Weakened LRA still terrorizes villagers
Central African Republic, April 11, 2012
Sudarsan Raghavan
Washington Post
April, 2012
Obo, Central African Republic — When Jeanne Boliza looks at her 3-year-old child, she remembers.
He is the product of her ordeal as a sex slave for a soldier in the Lord’s Resistance Army, a brutal militia led by a self-proclaimed prophet, Joseph Kony. Boliza, who was a child when she was raped, named her son Dieu Donné, “God Given.” But her neighbors refer to him by a different name.
“They call him ‘Son of Tonga Tonga,’ ” said Boliza, now 17. It means “Son of the LRA.”
In the jungles of this vast region of central Africa, villagers are grappling with the emotional and psychological scars left by Kony’s militia. The LRA has abducted tens of thousands of children over nearly three decades, forcing them to become sex slaves or soldiers, mutilate victims and even kill family members.

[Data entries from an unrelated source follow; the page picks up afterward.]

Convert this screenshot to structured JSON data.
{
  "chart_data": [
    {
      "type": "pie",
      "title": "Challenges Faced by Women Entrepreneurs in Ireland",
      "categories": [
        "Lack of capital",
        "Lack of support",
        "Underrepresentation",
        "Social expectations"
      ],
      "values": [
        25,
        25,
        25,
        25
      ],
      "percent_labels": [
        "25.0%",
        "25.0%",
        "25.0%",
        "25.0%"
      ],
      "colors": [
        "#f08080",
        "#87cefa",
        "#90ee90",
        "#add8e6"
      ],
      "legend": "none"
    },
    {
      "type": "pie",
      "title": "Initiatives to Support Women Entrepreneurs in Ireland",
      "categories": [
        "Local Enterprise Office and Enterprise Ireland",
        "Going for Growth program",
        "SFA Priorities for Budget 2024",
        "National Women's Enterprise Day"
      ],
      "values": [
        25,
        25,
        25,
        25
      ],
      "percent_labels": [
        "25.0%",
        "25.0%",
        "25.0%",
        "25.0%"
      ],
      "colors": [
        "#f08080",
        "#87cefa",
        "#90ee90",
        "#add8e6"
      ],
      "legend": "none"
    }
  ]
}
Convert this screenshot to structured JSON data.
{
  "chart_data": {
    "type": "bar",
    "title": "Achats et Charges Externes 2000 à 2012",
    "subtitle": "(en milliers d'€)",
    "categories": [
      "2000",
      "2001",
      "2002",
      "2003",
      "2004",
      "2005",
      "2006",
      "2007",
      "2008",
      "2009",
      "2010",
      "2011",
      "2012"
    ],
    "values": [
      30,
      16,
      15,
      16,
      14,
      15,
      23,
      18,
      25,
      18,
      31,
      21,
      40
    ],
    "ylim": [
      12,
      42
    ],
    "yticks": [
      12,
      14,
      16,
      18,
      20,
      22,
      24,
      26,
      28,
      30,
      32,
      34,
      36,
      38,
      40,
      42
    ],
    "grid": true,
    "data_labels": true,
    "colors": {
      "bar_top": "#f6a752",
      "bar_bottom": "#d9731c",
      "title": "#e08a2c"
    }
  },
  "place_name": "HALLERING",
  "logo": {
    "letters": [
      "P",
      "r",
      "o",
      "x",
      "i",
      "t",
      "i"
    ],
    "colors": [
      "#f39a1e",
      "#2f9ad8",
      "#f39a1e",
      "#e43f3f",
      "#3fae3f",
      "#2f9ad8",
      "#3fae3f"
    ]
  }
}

The LRA today is thought to be greatly diminished, with no more than a few hundred fighters. But it remains a threat, and villagers live in constant fear, even as Ugandan and U.S. troops pursue Kony for his alleged crimes. The LRA carried out 11 attacks this year in this country and 13 in neighboring Congo, according to the United Nations and local military officials.
“People will literally pick up their belongings and go sleep in the bush if they believe the LRA are close,” said Lucie Koboura Morgode, a social worker with Mercy Corps, a Portland, Ore.-based aid agency that assists victims. “The trauma can remain with them their entire lives.”